Reagiert das System sofort oder mit Verzögerung, weich oder abrupt? Das Ansprechverhalten beschreibt, wie die Schiebehilfe direkt nach dem Knopfdruck reagiert.

Das Schieben mit dem Shimano EP8 E-Bike-Motor funktioniert zuverlässig. Die Verzögerung bei der Erstaktivierung der Schiebehilfe ist allerdings lästig.Foto: Markus Greber
Das Schieben mit dem Shimano EP8 E-Bike-Motor funktioniert zuverlässig. Die Verzögerung bei der Erstaktivierung der Schiebehilfe ist allerdings lästig.

Memory-Effekt

Ob mit Absicht oder versehentlich – manchmal rutscht der Finger vom Schiebehilfenknopf, und der Motor stoppt. Wie schnell lässt sich das System reaktivieren? Am besten sofort und ohne Verzögerung dank Memory-Effekt.

Hindernis

Auf plötzliche Hindernisse reagieren manche E-Bike Schiebehilfen allergisch und stoppen.
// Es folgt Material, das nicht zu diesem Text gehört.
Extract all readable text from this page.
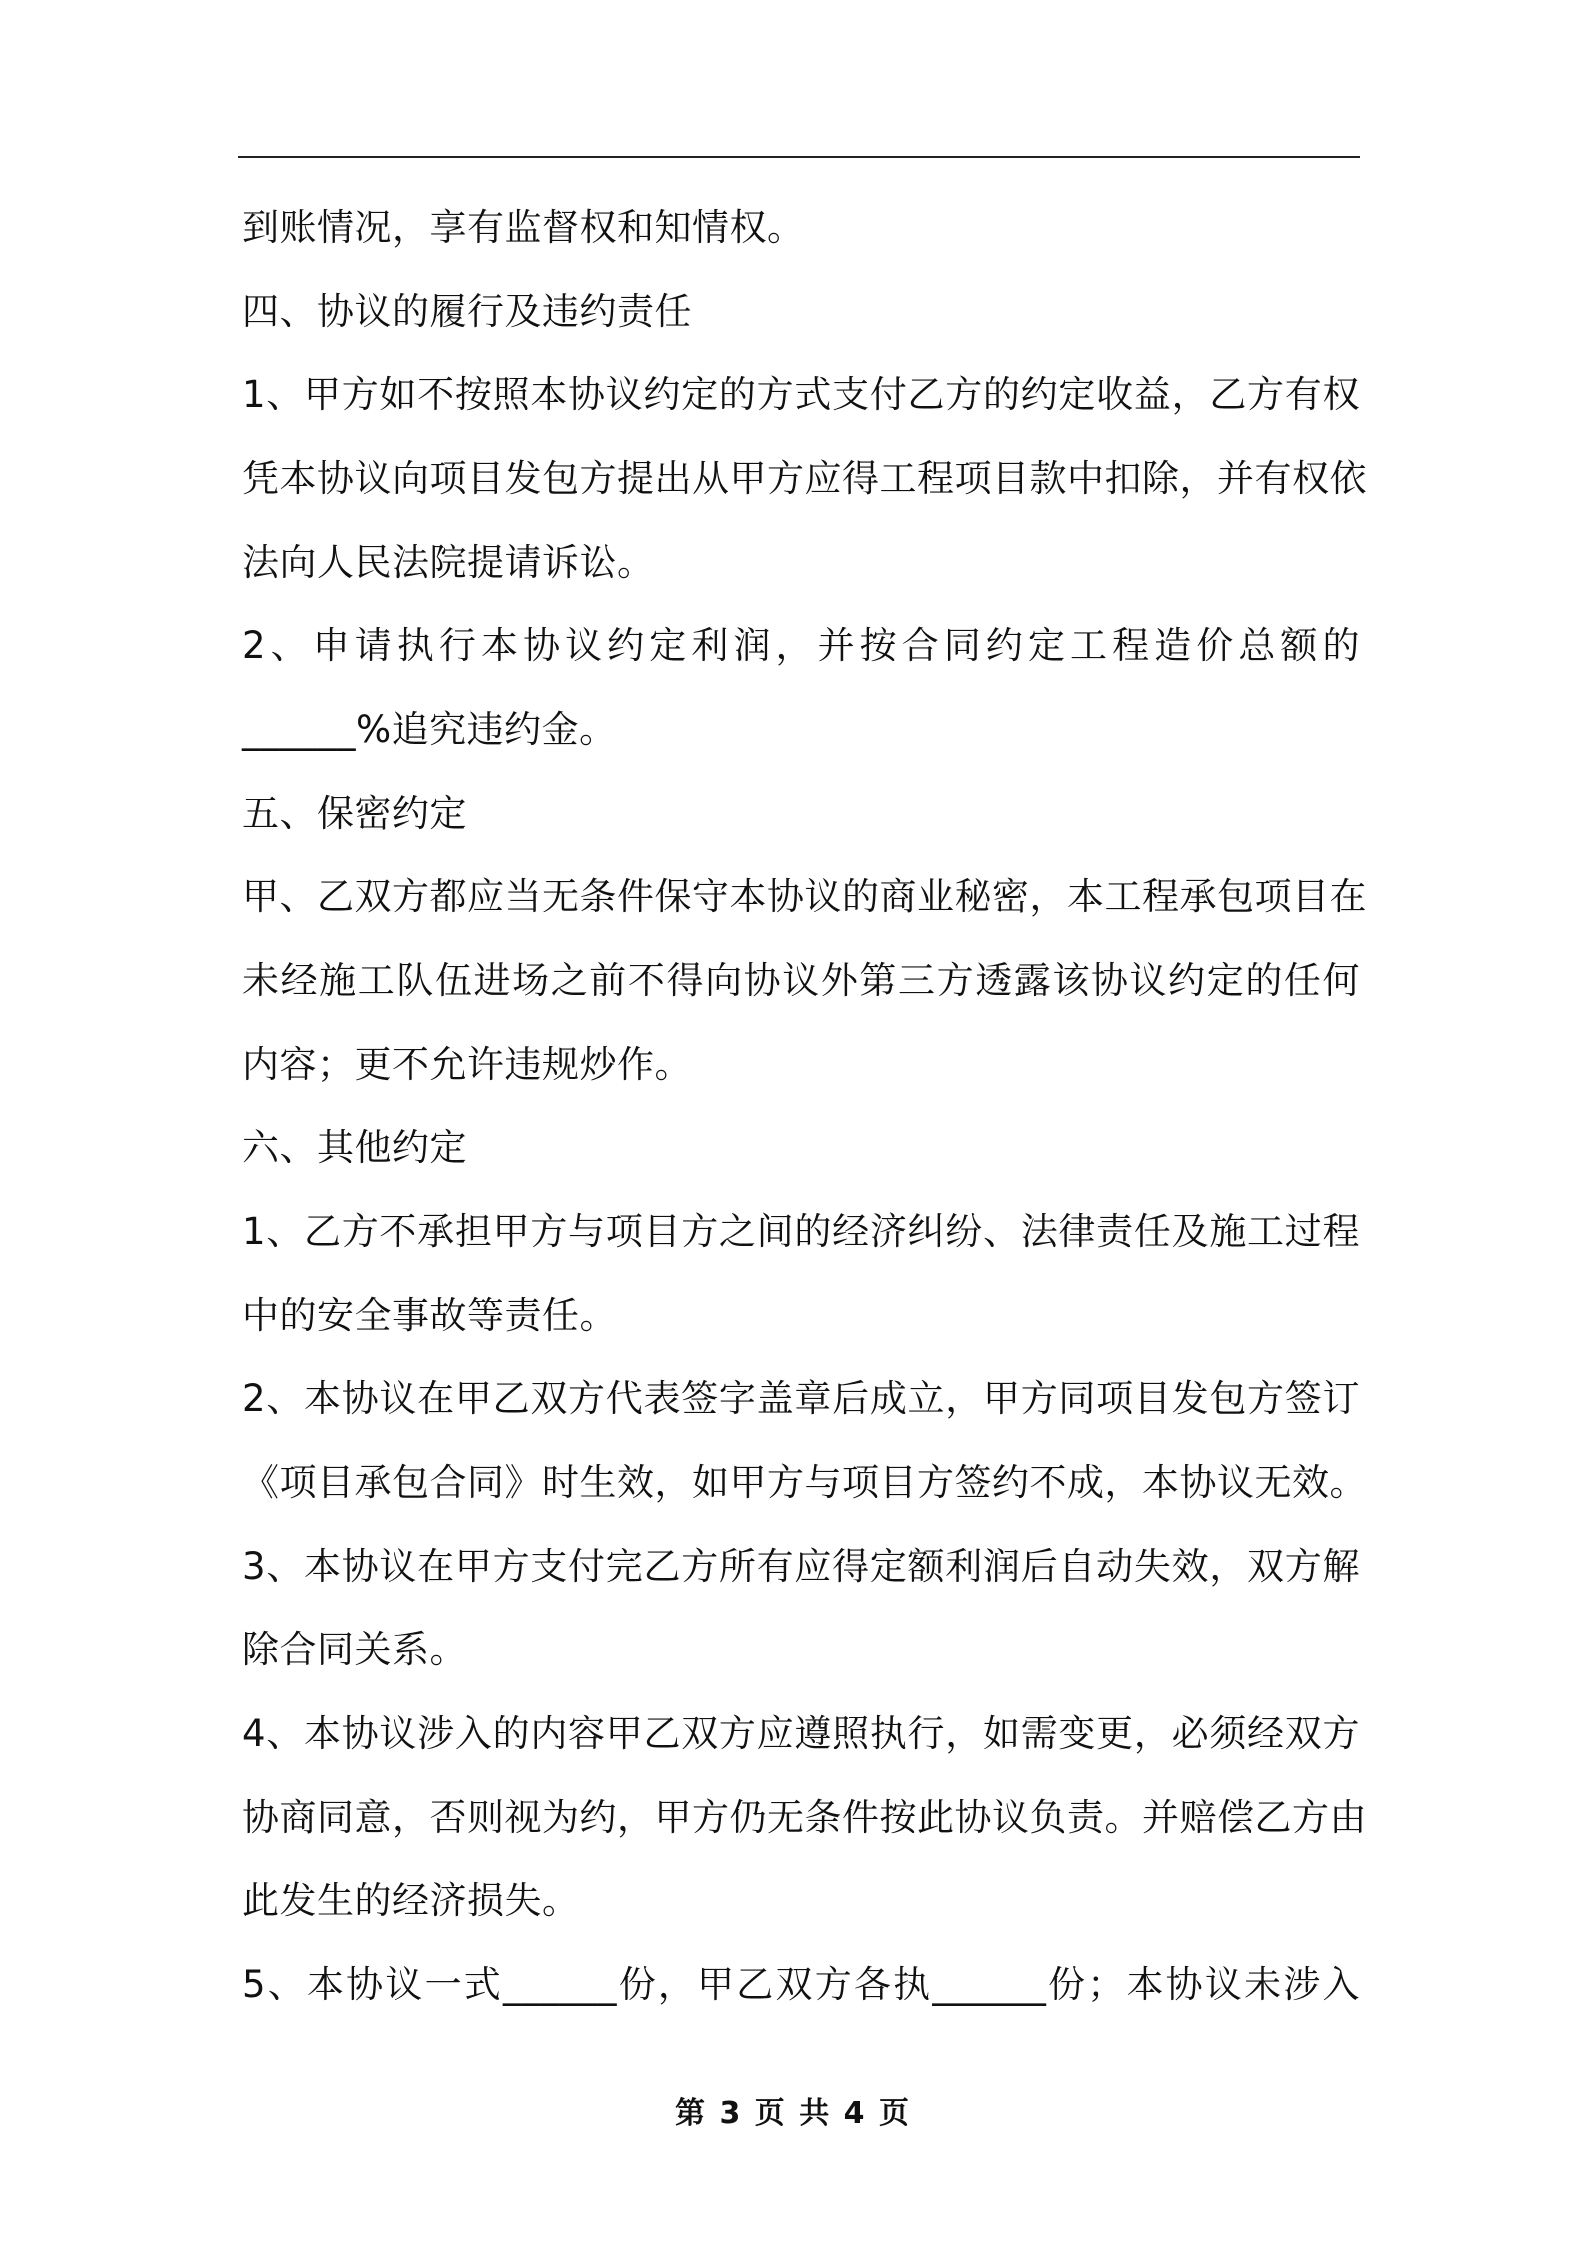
到账情况，享有监督权和知情权。
四、协议的履行及违约责任
1、甲方如不按照本协议约定的方式支付乙方的约定收益，乙方有权
凭本协议向项目发包方提出从甲方应得工程项目款中扣除，并有权依
法向人民法院提请诉讼。
2、申请执行本协议约定利润，并按合同约定工程造价总额的
______%追究违约金。
五、保密约定
甲、乙双方都应当无条件保守本协议的商业秘密，本工程承包项目在
未经施工队伍进场之前不得向协议外第三方透露该协议约定的任何
内容；更不允许违规炒作。
六、其他约定
1、乙方不承担甲方与项目方之间的经济纠纷、法律责任及施工过程
中的安全事故等责任。
2、本协议在甲乙双方代表签字盖章后成立，甲方同项目发包方签订
《项目承包合同》时生效，如甲方与项目方签约不成，本协议无效。
3、本协议在甲方支付完乙方所有应得定额利润后自动失效，双方解
除合同关系。
4、本协议涉入的内容甲乙双方应遵照执行，如需变更，必须经双方
协商同意，否则视为约，甲方仍无条件按此协议负责。并赔偿乙方由
此发生的经济损失。
5、本协议一式______份，甲乙双方各执______份；本协议未涉入
第 3 页 共 4 页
Das ist natürlich auf dem Trail ärgerlich. Also ein wichtiges Kriterium.

Gleichmäßigkeit

Mal schnell, mal langsam, mal schwach, mal kräftig – dieses Verhalten mancher E-MTB-Antriebe beim Schieben nervt. Eine gute Schiebehilfe liefert spürbaren, konstanten Vortrieb in allen Situationen.